This is what a successful resume looks like.
Whether you’re a seasoned job hunter or fresh out of university on the search for your first role, there are always lessons to be learned when it comes to polishing up your CV. Even if you aren’t currently searching for a new job, it’s not a bad idea to have an up to date resume on hand, so take note of this cheat sheet of tips to freshen up your resume.
Keep it clean
The design brief for a resume should be this: clean, easy to read and visually pleasing. Before you even start on the content, get your layout in order. The basics? Size 10 or 12 font that’s easy to read (Times New Roman is a good option), clean spacing and clear headings.
Keep it factual
A CV should state the facts in a clear, easy to read format. It needs to cover your education, employment history and achievements, in a matter of fact way. Don’t get stuck on language – recruiters want to quickly understand your relevance for the job. Remember: a resume should only cover the last 10 or so years of your work history, so continually update this as you progress in your career.
Adapt to the role
Yes, you do need to adapt your resume for each and every role you apply for. Create a master resume that can be readily tweaked each time based on various job criteria. You should always consider how your experience relates to the specific job you are applying for – every sentence is valuable and should be stringently examined for relevance.

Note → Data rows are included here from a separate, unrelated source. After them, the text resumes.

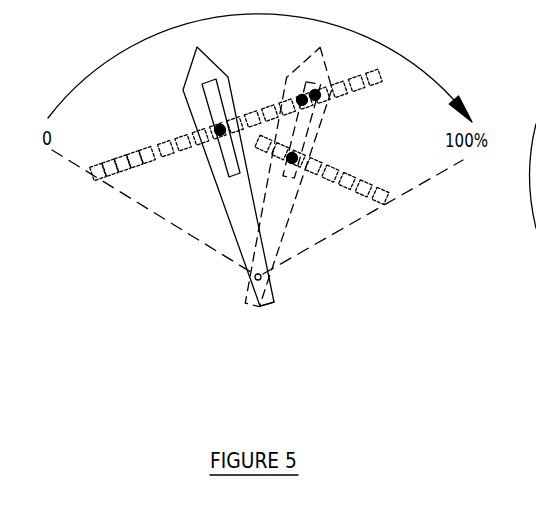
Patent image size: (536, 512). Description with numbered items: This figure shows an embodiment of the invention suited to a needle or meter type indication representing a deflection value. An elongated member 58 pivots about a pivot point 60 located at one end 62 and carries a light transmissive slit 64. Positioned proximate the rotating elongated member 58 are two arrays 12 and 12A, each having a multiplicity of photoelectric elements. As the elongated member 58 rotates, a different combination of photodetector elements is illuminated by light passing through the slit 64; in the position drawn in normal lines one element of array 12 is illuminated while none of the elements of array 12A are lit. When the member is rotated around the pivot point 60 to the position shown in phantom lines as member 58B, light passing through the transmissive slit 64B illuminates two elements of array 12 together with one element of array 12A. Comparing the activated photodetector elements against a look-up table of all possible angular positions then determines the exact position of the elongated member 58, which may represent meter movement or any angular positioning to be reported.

The array of photoelectric elements 12 is at (121, 166).
The array of photoelectric elements 12A is at (348, 172).
The elongated member 58 is at (226, 207).
The elongated member in phantom position 58B is at (289, 212).
The pivot point 60 is at (254, 280).
The end of elongated member 62 is at (273, 305).
The light transmissive slit 64 is at (203, 84).
The transmissive slit in phantom position 64B is at (313, 82).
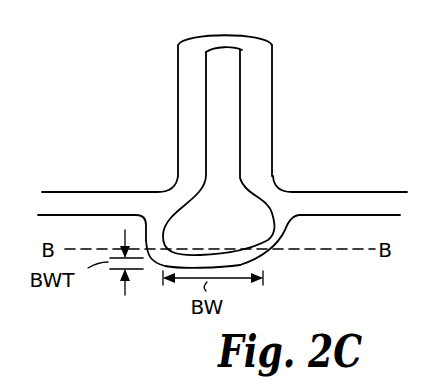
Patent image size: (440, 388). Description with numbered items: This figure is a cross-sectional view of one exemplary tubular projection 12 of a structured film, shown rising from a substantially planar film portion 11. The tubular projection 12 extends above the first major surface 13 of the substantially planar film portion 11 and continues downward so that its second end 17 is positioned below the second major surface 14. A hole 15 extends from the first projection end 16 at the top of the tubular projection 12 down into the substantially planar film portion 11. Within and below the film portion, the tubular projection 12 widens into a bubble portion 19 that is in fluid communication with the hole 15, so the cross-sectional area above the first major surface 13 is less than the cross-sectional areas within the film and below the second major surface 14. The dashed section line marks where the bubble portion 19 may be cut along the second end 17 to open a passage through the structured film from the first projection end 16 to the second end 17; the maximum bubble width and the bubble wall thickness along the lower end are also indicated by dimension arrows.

A CV is all about selling yourself – it is not the time to be modest. Many people simply list awards, achievements and training, without quantifying exactly how important or exciting these achievements are. Use numbers to quantify and explain the impact of your achievements. They are much more valuable than you think.
Keep it brief
Every recruiter will have a preference on resume length and so unless it’s stated on the job application, don’t stress – make it as long as necessary to detail your work history. A good guide is two pages but don’t get too stuck on this – just remember the golden rule: relevance.

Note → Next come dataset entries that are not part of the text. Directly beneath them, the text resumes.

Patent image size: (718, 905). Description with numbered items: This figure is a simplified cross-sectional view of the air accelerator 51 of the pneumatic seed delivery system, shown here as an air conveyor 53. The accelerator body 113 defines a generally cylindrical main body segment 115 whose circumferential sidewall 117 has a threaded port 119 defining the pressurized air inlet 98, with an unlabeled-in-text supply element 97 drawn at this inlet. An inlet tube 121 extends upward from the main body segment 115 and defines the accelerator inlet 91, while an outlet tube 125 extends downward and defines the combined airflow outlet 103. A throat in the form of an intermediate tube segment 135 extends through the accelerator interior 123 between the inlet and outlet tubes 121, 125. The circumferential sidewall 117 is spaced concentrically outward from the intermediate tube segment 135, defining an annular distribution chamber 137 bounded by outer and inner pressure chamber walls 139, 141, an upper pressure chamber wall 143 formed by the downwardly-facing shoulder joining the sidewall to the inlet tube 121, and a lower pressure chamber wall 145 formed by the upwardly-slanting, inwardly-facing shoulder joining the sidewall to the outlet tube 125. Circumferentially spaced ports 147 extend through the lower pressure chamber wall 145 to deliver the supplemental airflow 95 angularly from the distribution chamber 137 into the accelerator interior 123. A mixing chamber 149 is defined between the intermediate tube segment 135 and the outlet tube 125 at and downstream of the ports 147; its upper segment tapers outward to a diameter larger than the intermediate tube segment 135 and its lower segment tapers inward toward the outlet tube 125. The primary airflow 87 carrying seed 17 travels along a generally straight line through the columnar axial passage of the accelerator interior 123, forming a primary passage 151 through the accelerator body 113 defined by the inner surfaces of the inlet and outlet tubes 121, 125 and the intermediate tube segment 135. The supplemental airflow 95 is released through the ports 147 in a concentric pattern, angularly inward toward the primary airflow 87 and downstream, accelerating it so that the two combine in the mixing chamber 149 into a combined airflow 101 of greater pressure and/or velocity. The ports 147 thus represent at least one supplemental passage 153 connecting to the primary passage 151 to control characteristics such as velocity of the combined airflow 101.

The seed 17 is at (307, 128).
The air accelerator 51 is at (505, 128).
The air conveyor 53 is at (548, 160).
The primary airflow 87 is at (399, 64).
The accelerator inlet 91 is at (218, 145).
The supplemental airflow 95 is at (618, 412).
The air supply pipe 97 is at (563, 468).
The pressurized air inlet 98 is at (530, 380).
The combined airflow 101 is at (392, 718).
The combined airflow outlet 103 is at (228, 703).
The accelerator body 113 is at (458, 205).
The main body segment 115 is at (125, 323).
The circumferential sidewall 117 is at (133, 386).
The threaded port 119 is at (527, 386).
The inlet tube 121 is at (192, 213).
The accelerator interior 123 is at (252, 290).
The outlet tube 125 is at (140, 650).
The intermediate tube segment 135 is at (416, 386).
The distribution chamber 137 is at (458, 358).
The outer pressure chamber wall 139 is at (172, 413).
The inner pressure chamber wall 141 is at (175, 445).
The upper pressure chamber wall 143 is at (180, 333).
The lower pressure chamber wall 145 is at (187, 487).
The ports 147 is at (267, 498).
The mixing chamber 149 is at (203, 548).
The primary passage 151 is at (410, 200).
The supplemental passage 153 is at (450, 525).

This one is too simple to miss, but is a surprisingly common pitfall – a CV needs to be free of spelling and grammar mistakes.
Read up on trends
A quick Google search will reveal a tonne of information on changing trends when it comes to the dos and don’ts of resume writing. From buzzwords recruiters detest to overused words, it’s important to stay up to date in order to separate your application from the pack.
While we’ve covered that a resume should be simple, clean and concise, don’t be afraid to stand out from the pack. For example, a contrast font or colour can be enough to lift your resume from the pile.
Keep it together
It’s easy to cultivate a brand of sorts out of your CV to make the entire package cohesive. For example, if you do opt for a contrast font or colour, this could easily extend to the rest of your application, such as the cover letter. Clean up your social media so it reflects this brand too. It doesn’t take long and shows you’ve put some thought into the matter.
Have someone look over it
It’s important to have someone else look over your resume. Some candidates can’t see their own potential and make the mistake of downplaying their skills. Have a trusted colleague or mentor go over it with you to make sure you’re selling yourself in the way you deserve.
If all else fails, a resume writer can help. There are people out there who are trained to help you overhaul your resume. Next it’s time to update your voicemail in preparation for all of those callbacks.